Kampf gegen Food Waste: Gut für die Umwelt und das Portemonnaie

Mit dem Vermeiden von Food Waste schonen Gastronomiebetriebe nicht nur die Umwelt, sondern auch das eigene Budget. Die neue, vom BAFU mitfinanzierte «Food Save App» ist insbesondere für kleine und mittlere Betriebe eine praktische Hilfe.

Text: Peter Bader

Foodwaste
Thomas Zumstein, Geschäftsführer der «plan b lounge bar» in Winterthur, hat in seinem Betrieb Food Waste massiv verringert – vor allem mit der Wiederverwertung von Brot.
© Flurin Bertschinger | Ex-Press | BAFU

Es sind beunruhigende Zahlen. Gemäss Schätzungen werden weltweit rund ein Drittel aller Lebensmittel verschwendet. Sie gehen auf dem Weg vom Feld zum Teller verloren, weil sie zum Beispiel nicht den Normvorstellungen der modernen Gesellschaft entsprechen. Zudem verderben sie bei Nichtgebrauch und Überproduktion oder landen im Kochtopf, um dann trotzdem weggeworfen zu werden. Verschwendet wird bei den Produzenten, in Läden und Restaurants, aber auch zu Hause am Esstisch. Wer hat nicht schon ein altes Stück Brot entsorgt oder die Reste vom Mittagessen aufgehoben, um sie ein paar Tage später dann doch in den Abfalleimer zu kippen? Diese weltweit verschwendeten Lebensmittel benötigen eine Anbaufläche, die anderthalb Mal so gross ist wie Europa und somit umsonst bewirtschaftet wird.

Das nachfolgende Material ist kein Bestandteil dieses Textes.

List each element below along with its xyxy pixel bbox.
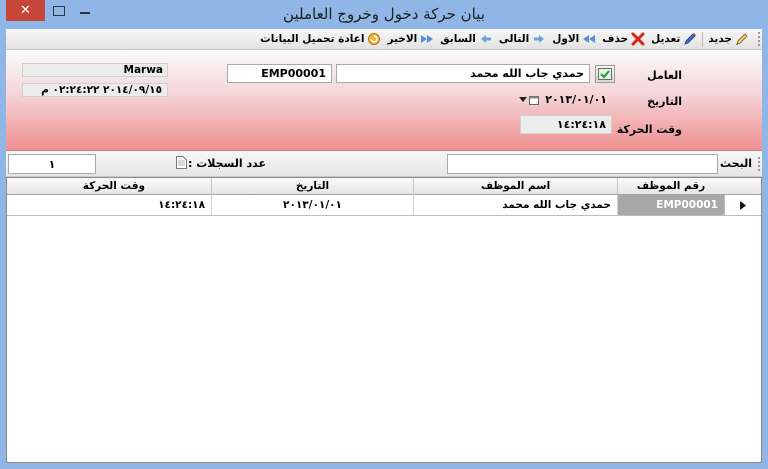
cell-employee-code[interactable]: EMP00001 [617,195,724,215]
employee-code-field[interactable]: EMP00001 [227,64,332,83]
last-button[interactable]: الاخير [384,30,437,49]
edit-label: تعديل [651,33,681,45]
searchbar-grip[interactable] [757,157,760,171]
reload-label: اعادة تحميل البيانات [260,33,365,45]
dropdown-arrow-icon[interactable] [519,96,528,103]
search-input[interactable] [447,154,718,174]
search-bar: البحث عدد السجلات : ١ [6,151,762,177]
reload-button[interactable]: اعادة تحميل البيانات [257,30,384,49]
pencil-icon [735,32,749,46]
date-value: ٢٠١٣/٠١/٠١ [545,93,607,106]
table-row[interactable]: EMP00001 حمدي جاب الله محمد ٢٠١٣/٠١/٠١ ١… [7,195,761,216]
last-arrow-icon [420,32,434,46]
records-count-field: ١ [8,154,96,174]
cell-time[interactable]: ١٤:٢٤:١٨ [7,195,211,215]
user-name: Marwa [123,64,164,76]
column-header-name[interactable]: اسم الموظف [413,178,617,195]
delete-x-icon [631,32,645,46]
previous-label: السابق [440,33,476,45]
records-grid: رقم الموظف اسم الموظف التاريخ وقت الحركة… [6,177,762,463]
column-header-date[interactable]: التاريخ [211,178,413,195]
toolbar-grip[interactable] [756,32,760,46]
document-icon [176,156,187,172]
record-header-panel: العامل حمدي جاب الله محمد EMP00001 التار… [6,50,762,151]
new-button[interactable]: جديد [705,30,752,49]
reload-icon [367,32,381,46]
column-header-time[interactable]: وقت الحركة [7,178,211,195]
next-button[interactable]: التالى [496,30,549,49]
user-name-field: Marwa [22,63,168,77]
employee-lookup-button[interactable] [595,65,615,83]
search-label: البحث [720,157,752,170]
column-header-time-label: وقت الحركة [82,180,145,192]
edit-button[interactable]: تعديل [648,30,700,49]
delete-label: حذف [602,33,629,45]
first-button[interactable]: الاول [549,30,599,49]
row-indicator[interactable] [724,195,761,215]
edit-pen-icon [683,32,697,46]
timestamp-field: ٢٠١٤/٠٩/١٥ ٠٢:٢٤:٢٢ م [22,83,168,97]
next-label: التالى [498,33,530,45]
last-label: الاخير [387,33,418,45]
previous-button[interactable]: السابق [437,30,496,49]
check-icon [598,68,612,80]
new-label: جديد [708,33,732,45]
window-title: بيان حركة دخول وخروج العاملين [283,5,485,23]
title-bar[interactable]: ✕ بيان حركة دخول وخروج العاملين [0,0,768,29]
toolbar: جديد تعديل حذف الاول التالى السابق الاخي… [6,29,762,50]
employee-label: العامل [647,69,682,82]
column-header-code[interactable]: رقم الموظف [617,178,724,195]
time-field[interactable]: ١٤:٢٤:١٨ [520,115,612,134]
current-row-arrow-icon [740,200,746,210]
date-label: التاريخ [647,95,682,108]
row-header-corner [724,178,761,195]
first-label: الاول [552,33,580,45]
date-picker[interactable]: ٢٠١٣/٠١/٠١ [519,90,612,109]
previous-arrow-icon [479,32,493,46]
calendar-icon [529,95,540,105]
grid-header: رقم الموظف اسم الموظف التاريخ وقت الحركة [7,178,761,195]
next-arrow-icon [532,32,546,46]
client-area: جديد تعديل حذف الاول التالى السابق الاخي… [6,29,762,463]
time-label: وقت الحركة [616,123,682,136]
cell-date[interactable]: ٢٠١٣/٠١/٠١ [211,195,413,215]
delete-button[interactable]: حذف [599,30,648,49]
toolbar-separator [702,31,704,47]
app-window: ✕ بيان حركة دخول وخروج العاملين جديد تعد… [0,0,768,469]
cell-employee-name[interactable]: حمدي جاب الله محمد [413,195,617,215]
first-arrow-icon [582,32,596,46]
employee-name-field[interactable]: حمدي جاب الله محمد [336,64,590,83]
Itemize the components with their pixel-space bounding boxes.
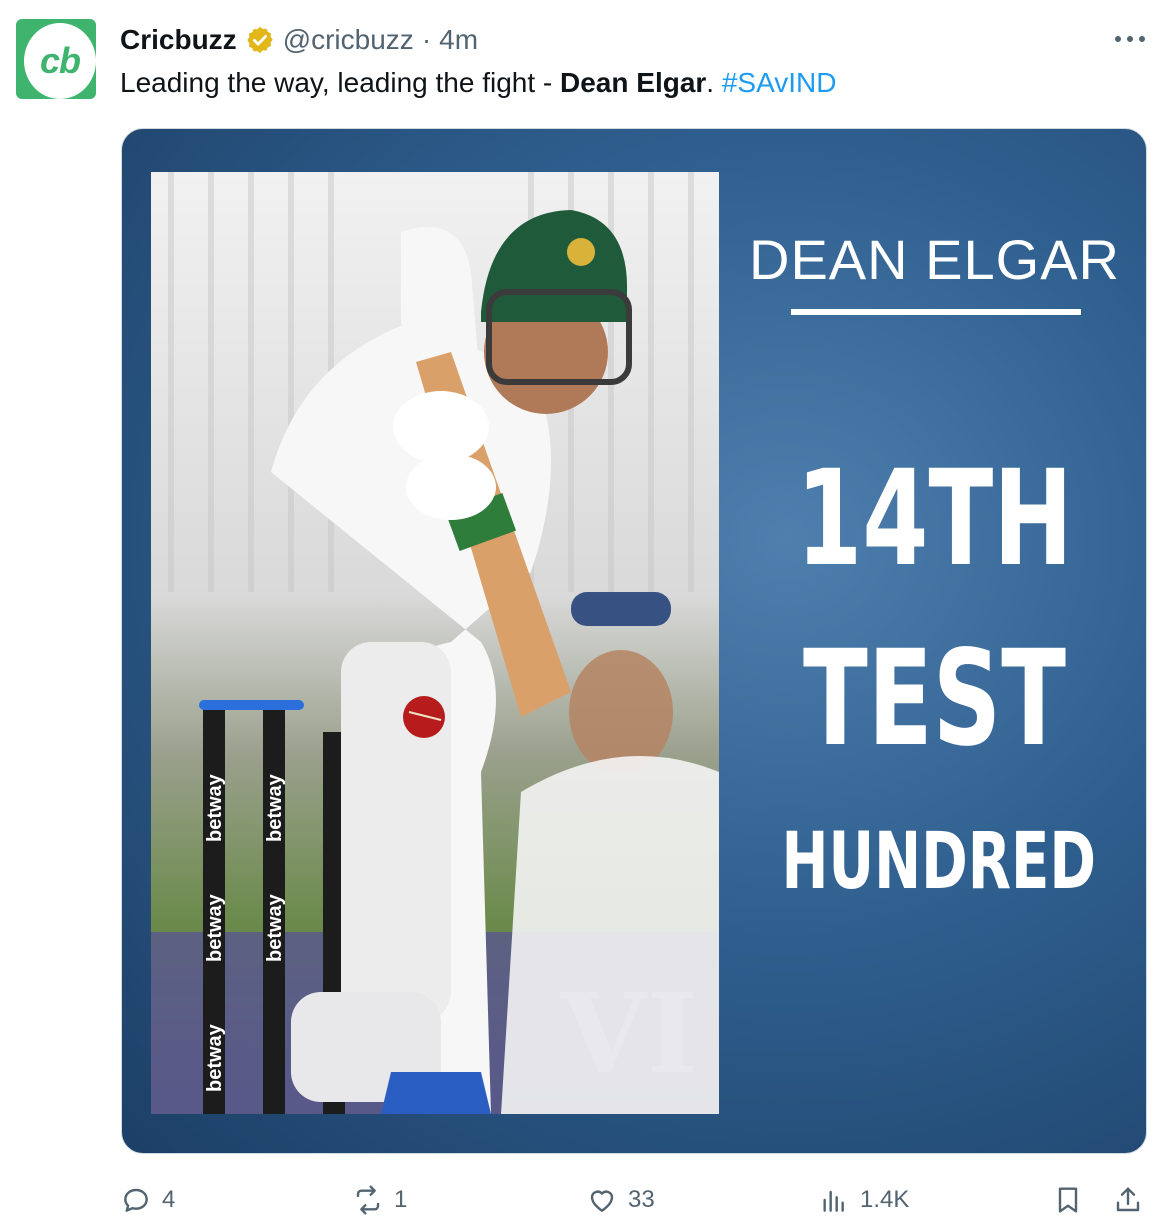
batsman-illustration: VI [151,172,719,1114]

Verbrauch von Boden und Wasser

Alleine in der Schweiz fallen jährlich rund 2,6 Millionen Tonnen Lebensmittelabfälle an. Würde man diese in gängige Grüngutcontainer mit einem Fassungsvermögen von 240 Litern abfüllen und in einer Zehnerreihe nebeneinander aufstellen, ergäbe sich eine Kette von Zürich bis nach Wien. Diese Lebensmittelabfälle entsprechen der Ernte von 85 Prozent des Schweizer Ackerlandes. Die Produktion von Nahrungsmitteln erfordert nicht nur enorme Bodenressourcen, sondern auch sehr viel Wasser: Hierzulande sind es rund 80 Prozent des gesamten Wasserverbrauchs. «Die Ernährung ist für knapp ein Drittel der Umweltbelastung in der Schweiz verantwortlich», sagt Gisela Basler von der Sektion Umweltbildung im BAFU. «Deshalb leistet die Vermeidung von Lebensmittelabfällen einen wichtigen Beitrag zur Reduktion der Umweltbelastung.»

Im Rahmen der internationalen UNO-Nachhaltigkeitsziele SDG (Sustainable Development Goals) ist unser Land aufgefordert, seine Lebensmittelabfälle bis 2030 zu halbieren. Um dieses ambitionierte Ziel zu erreichen, sind verschiedene Massnahmen nötig – zum Beispiel im Gastrobereich. Gemäss einer vom BAFU in Auftrag gegebenen Studie fallen hierzulande rund 11 Prozent der Lebensmittelabfälle (290 000 Tonnen pro Jahr) in Gastronomiebetrieben wie Restaurants, Bars oder Kantinen an. Dafür verantwortlich sind insbesondere Bestell- und Lagerfehler, Tellerreste oder Überproduktion. Mit dem Vermeiden von Lebensmittelabfällen leisten die Betriebe einen wertvollen Beitrag zur Reduktion der Umweltbelastung und schonen gleichzeitig auch das eigene Budget: Eine gemeinsame Studie des Verbands hotelleriesuisse und des Vereins «United Against Waste» (UAW), eines Branchenzusammenschlusses von rund 160 Betrieben aus der Food-Branche, hat die Lebensmittelabfälle in 17 Hotelbetrieben unter die Lupe genommen. «Demnach fallen pro Gast und Menü durchschnittlich rund 190 Gramm Lebensmittelabfall an», sagt Moritz Müllener vom Verein UAW. «Dadurch entstehen für den Betrieb Kosten von einem Franken pro Gast.» Das Sparpotenzial ist enorm. So konnte ein Musterbetrieb sein Abfallaufkommen dank einfacher Massnahmen innerhalb von drei Wochen um 30 Prozent senken und damit monatlich 3000 Franken einsparen, wie Moritz Müllener ausführt.

Foodwaste App
Die Food-Save-App soll den Betrieben als jederzeit griffbereites Nachschlagewerk dienen.
© Flurin Bertschinger | Ex-Press | BAFU

App als Nachschlagewerk

Nun ist das Thema Food Waste für die Branche nicht neu. Zu dessen Bekämpfung gibt es Leitfäden, Coachings und Seminare. Allerdings sei die Hürde für den Besuch eines Seminars oder das Buchen eines Coachings für kleinere und mittlere Betriebe mitunter ziemlich hoch, sagt Food-Waste-Spezialist Moritz Müllener: «Entweder fehlt es an Geld oder an personellen Ressourcen.»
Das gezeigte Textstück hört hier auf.